CTP’den verilen bilgiye göre, panele, CTP Genel Sekreteri Asım Akansoy, CTP Mağusa İlçe Başkanı Oktay Kayalp, Gazimağusa Belediye Başkanı Süleyman Uluçay, milletvekilleri, partililer ve vatandaşlar katıldı.
-Nami: “Statükonun bize maliyeti çok daha fazla”
Etkinliğin konuşmacılarından Özdil Nami, önemli günlerin unutulmamasında büyük fayda olduğunu söyledi.

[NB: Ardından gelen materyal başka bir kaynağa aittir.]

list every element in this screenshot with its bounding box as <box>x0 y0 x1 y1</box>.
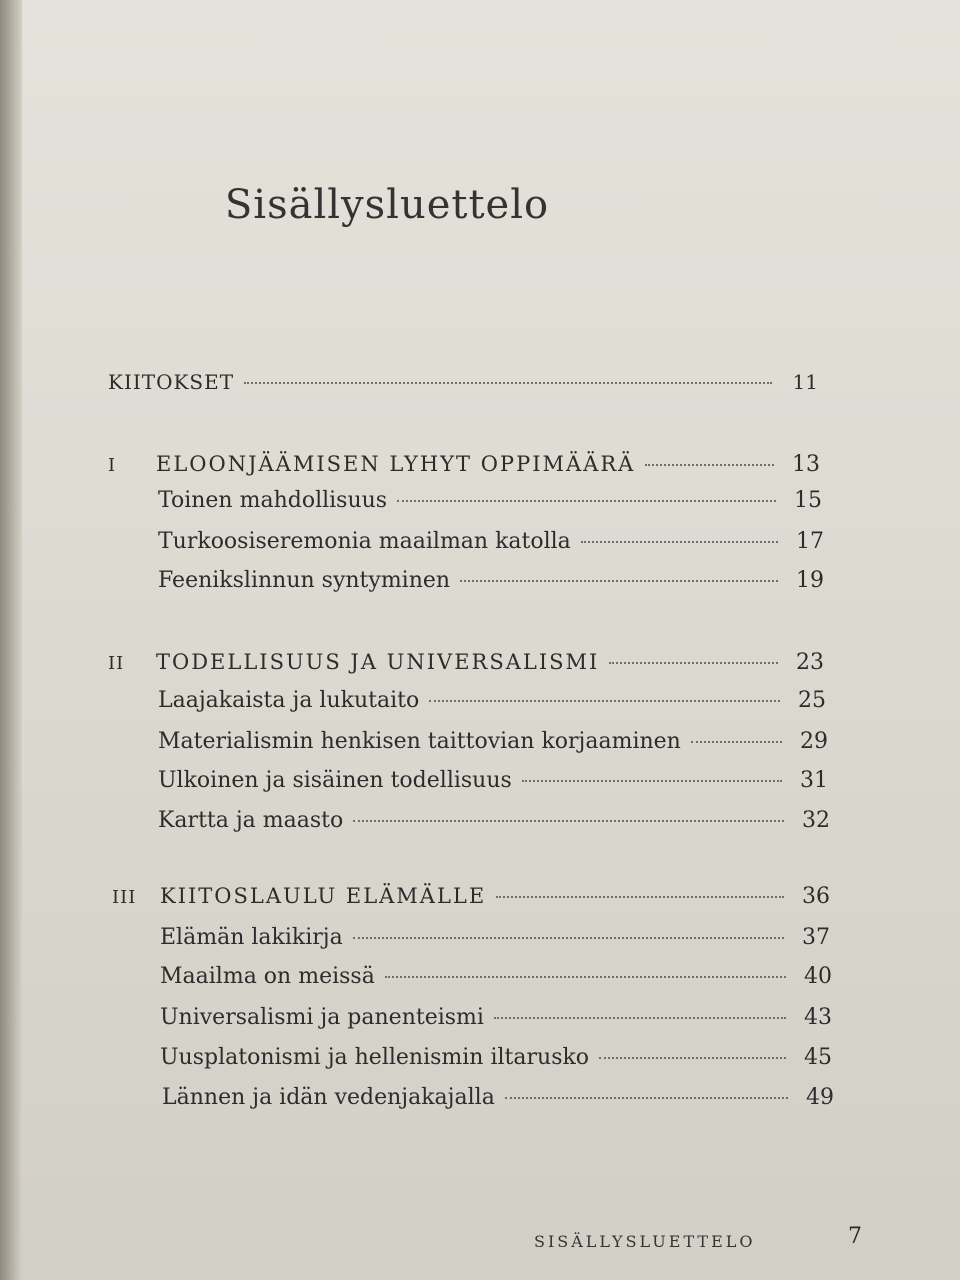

2004 günlerini hatırladığını ifade eden Nami, 2004’te CTP’nin en önemli siyasi güç olarak ortaya çıktığını belirterek, “CTP’nin o zaman oynadığı tarihi rol yadsınamaz” diye konuştu. Kıbrıslı Türklerin 2004’te geleceklerine nasıl sahip çıkabileceklerini gösterdiklerini söyleyen Nami, “O dönemler, bir şeyi değiştirebiliriz inancı hakimdi. Annan Planı’na hayır denmesinin en büyük zararı, içimizdeki inanca vurduğu darbe oldu. Ne yaparsak yapalım bir şeyi değiştiremeyiz anlayışı toplumun geniş kesimlerinde kabul gördü” dedi.

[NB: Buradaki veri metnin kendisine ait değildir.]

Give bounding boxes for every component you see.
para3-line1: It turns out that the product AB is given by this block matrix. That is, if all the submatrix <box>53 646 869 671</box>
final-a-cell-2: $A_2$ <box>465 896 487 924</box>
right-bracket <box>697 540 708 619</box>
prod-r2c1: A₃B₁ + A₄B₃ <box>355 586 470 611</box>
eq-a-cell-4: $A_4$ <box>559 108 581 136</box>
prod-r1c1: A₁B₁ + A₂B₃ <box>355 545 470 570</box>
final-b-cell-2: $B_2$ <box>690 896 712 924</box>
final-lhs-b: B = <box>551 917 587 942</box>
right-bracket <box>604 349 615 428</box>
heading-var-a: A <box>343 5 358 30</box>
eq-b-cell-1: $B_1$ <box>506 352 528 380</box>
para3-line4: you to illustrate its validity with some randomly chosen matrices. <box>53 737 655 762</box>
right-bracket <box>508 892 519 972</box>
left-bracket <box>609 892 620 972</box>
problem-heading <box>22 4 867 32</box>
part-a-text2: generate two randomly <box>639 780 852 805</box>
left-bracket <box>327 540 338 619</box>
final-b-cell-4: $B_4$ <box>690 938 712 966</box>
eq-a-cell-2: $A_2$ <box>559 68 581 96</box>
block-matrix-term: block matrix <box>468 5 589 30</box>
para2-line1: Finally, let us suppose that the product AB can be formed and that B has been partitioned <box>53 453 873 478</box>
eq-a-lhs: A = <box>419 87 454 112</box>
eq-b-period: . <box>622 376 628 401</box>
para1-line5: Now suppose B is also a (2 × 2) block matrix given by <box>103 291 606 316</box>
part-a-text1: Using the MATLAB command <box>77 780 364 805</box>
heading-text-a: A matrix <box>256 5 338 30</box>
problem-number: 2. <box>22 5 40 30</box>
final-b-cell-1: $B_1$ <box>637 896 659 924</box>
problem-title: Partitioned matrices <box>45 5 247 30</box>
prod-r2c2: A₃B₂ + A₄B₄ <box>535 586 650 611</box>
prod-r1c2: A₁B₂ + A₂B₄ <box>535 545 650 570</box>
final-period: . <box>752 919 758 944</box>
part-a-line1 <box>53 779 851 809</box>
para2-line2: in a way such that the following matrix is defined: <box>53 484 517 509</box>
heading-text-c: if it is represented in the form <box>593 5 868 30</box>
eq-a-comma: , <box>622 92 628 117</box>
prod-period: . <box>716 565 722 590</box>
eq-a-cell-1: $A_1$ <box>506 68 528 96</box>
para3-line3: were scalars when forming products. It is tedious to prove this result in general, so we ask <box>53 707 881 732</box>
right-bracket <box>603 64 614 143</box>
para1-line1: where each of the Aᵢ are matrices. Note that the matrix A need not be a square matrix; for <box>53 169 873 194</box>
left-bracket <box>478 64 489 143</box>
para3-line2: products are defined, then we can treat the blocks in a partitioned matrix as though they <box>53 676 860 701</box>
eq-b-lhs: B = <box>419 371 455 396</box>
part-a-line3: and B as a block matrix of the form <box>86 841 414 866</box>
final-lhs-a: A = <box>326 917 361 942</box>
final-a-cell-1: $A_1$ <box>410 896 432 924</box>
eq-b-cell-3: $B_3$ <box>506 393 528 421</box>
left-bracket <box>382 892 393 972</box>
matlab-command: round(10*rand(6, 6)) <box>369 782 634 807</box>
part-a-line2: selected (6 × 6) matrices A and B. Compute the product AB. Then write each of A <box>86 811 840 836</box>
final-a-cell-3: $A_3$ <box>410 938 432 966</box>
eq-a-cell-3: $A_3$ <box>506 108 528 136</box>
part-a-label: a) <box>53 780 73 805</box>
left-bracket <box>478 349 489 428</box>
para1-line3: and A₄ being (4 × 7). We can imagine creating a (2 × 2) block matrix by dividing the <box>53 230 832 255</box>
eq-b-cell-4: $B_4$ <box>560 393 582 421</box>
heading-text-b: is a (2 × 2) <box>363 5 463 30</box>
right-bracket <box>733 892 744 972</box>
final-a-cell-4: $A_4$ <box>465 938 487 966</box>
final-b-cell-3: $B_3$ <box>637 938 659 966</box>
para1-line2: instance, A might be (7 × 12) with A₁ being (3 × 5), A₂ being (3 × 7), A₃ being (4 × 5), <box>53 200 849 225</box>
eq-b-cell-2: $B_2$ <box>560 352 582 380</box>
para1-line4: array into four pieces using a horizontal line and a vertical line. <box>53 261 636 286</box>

Mustafa Akıncı’nın Cumhurbaşkanı olmasıyla devam eden sürecin, 2017’ye kadar toplumları götürdüğüne ifade eden Nami, garantörlerle birlikte aynı masaya oturulduğunu anımsattı.
“Garantileri masaya getirip bu işi bitirmemiz gerekir dediğimiz için Crans Montana’ya gittik” diyen Nami, taraflar arasında hiçbir anlaşma yok demenin, büyük bir yanılsama olduğunu ifade etti.
Nami, “Konferansa gitmek, güvenlik ve garantiler hariç bütün konularda tamamen uzlaşının tescilidir” dedi. Tüm farklılıklarda köprü kurulabilir aşamaya geldikleri için davet geldiğini ve Kıbrıs konferansına gittiklerini belirten Nami, altı ana başlığın her birinde açık konuların bulunduğunu söyledi.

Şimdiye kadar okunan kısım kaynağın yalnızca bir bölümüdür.